The partners involved in the AGORA initiative gathered in London for the HINARI-AGORA Partners Meeting on 29th November 2004 to take stock of progress to date and reviewed future prospects of AGORA and the parallel initiative for human health, HINARI. The meeting was attended by twenty representatives of the publishing partners, and by representatives of FAO and WHO and their collaborators. The agenda included issues such as: review of status, improvements to the website, training, promotion, and evaluation of impact.
To date, 400 institutions in 55 countries - from the 69 countries eligible - have registered to use AGORA’s valuable online resources. Moreover, eleven publishers have joined the initiative in addition to the nine founding publisher partners. The content available through AGORA now comprises almost 600 key journals in food, nutrition, agriculture and related biological, environmental and social sciences. This is making a significant impact on researchers, students and others in the scientific community in developing countries and countries in transition. In fact, FAO and its partners such as Cornell University are seeking to increase participation from users and publishers even further, and are reaching out to those countries which, as of yet, have no subscribers. It was also agreed that particular attention needs to be paid to improving accessibility of AGORA content for organizations with poor connectivity.

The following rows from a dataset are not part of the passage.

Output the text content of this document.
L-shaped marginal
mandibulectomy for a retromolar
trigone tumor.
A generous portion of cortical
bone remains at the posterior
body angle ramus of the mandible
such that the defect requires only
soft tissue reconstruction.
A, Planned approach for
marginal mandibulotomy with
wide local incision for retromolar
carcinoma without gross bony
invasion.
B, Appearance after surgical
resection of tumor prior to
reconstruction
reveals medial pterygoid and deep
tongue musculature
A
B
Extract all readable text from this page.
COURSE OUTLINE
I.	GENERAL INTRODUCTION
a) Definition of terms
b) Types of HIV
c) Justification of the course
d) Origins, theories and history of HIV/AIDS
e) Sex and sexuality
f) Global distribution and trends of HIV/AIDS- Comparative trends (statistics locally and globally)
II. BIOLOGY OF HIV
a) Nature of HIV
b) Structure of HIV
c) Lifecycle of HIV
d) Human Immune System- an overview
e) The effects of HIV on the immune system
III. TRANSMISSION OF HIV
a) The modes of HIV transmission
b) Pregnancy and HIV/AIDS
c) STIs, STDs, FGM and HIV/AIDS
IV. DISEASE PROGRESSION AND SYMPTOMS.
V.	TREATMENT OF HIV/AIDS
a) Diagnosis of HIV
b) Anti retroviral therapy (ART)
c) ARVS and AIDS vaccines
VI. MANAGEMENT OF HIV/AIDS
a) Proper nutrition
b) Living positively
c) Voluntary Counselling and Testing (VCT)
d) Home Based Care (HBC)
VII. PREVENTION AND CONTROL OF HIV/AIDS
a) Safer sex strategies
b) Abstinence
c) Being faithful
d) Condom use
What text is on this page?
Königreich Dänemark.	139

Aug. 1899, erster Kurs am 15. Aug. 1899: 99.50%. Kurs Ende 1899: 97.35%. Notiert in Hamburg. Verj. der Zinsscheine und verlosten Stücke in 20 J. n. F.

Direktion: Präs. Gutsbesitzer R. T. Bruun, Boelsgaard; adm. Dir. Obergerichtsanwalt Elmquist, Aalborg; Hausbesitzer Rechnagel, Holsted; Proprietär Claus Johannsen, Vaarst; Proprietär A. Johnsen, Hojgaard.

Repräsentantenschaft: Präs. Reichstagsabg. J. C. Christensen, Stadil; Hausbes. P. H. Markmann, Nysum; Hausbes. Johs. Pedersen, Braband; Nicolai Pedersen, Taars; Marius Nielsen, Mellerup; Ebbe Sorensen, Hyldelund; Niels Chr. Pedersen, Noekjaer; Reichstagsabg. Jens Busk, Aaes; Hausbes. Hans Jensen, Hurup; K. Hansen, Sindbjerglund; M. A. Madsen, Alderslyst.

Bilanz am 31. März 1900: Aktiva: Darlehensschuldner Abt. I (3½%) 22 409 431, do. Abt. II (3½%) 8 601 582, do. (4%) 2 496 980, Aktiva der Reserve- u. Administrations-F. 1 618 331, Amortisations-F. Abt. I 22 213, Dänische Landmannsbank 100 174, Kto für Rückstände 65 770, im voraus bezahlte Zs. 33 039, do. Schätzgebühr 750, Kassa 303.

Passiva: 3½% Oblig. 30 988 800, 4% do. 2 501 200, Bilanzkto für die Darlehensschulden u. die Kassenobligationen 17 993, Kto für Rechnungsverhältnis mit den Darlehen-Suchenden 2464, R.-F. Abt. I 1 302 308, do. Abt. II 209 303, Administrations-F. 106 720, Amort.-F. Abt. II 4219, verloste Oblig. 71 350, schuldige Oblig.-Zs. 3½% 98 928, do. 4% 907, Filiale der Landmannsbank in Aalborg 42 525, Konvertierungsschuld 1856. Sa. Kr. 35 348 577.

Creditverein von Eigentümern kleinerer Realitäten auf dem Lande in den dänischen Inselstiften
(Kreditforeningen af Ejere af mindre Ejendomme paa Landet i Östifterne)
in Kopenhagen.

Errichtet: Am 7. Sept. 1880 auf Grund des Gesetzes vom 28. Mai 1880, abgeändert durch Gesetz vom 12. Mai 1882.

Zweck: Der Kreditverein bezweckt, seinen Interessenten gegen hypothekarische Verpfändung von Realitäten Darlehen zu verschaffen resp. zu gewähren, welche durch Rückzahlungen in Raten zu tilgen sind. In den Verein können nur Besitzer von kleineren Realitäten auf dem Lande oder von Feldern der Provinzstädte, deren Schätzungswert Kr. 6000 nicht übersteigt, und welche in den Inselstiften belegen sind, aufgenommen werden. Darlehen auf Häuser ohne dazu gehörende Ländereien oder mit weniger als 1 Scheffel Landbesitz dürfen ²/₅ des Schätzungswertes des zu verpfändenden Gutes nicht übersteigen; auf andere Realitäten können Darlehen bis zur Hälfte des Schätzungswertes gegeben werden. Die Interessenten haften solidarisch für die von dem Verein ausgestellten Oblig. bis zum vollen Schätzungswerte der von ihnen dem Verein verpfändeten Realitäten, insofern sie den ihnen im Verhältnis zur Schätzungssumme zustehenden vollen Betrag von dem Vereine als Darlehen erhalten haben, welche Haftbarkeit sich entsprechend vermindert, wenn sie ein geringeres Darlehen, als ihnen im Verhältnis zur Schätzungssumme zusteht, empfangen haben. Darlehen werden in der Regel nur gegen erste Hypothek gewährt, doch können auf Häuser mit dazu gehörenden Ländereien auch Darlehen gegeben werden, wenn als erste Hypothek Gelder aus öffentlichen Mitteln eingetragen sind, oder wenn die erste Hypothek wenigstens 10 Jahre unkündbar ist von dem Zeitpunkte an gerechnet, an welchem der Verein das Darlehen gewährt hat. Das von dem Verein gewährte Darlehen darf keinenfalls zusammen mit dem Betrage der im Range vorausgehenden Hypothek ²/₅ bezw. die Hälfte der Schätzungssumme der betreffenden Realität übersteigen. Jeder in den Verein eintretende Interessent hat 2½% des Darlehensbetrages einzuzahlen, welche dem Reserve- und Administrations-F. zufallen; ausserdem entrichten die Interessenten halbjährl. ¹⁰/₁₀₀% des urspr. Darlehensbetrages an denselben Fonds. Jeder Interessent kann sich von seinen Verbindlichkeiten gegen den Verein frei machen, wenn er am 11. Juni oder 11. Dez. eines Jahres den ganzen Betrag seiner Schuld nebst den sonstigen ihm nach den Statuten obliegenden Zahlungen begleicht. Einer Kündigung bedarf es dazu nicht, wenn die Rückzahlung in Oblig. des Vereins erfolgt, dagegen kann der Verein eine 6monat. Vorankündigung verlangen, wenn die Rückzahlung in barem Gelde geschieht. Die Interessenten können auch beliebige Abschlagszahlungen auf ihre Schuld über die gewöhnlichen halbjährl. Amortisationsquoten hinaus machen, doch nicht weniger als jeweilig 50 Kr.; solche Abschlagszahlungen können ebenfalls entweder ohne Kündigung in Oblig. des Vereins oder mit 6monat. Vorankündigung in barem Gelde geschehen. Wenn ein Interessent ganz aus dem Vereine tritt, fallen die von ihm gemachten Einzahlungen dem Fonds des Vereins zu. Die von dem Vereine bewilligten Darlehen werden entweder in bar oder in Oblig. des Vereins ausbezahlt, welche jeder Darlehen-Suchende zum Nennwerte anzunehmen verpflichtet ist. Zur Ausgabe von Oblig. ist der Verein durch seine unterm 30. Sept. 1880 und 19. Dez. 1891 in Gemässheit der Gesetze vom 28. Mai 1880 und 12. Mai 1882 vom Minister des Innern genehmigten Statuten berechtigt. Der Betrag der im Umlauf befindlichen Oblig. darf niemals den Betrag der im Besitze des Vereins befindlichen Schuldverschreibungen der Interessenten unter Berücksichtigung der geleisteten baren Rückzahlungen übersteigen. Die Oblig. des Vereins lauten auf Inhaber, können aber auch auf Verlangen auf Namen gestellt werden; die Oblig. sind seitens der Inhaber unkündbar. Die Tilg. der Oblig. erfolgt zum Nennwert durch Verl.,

In its first year of existence, the AGORA initiative has also resonated among policy-makers, as was evidenced during the closing ceremony of a training workshop which took place in Tanzania in November 2004 at which the Honourable Charles Keenya, the Minister of Agriculture and Food Security of Tanzania, said:
"My call is to all participants to take advantage of this opportunity and make sure that they carry the new skills on accessing electronic resources to their colleagues back at their workplaces.....Our development partners have not only shown the way but also assisted in very practical ways as this workshop demonstrates. We are therefore bound to make maximum use of this opportunity. Our research and training effort in agriculture stand to benefit quite a lot."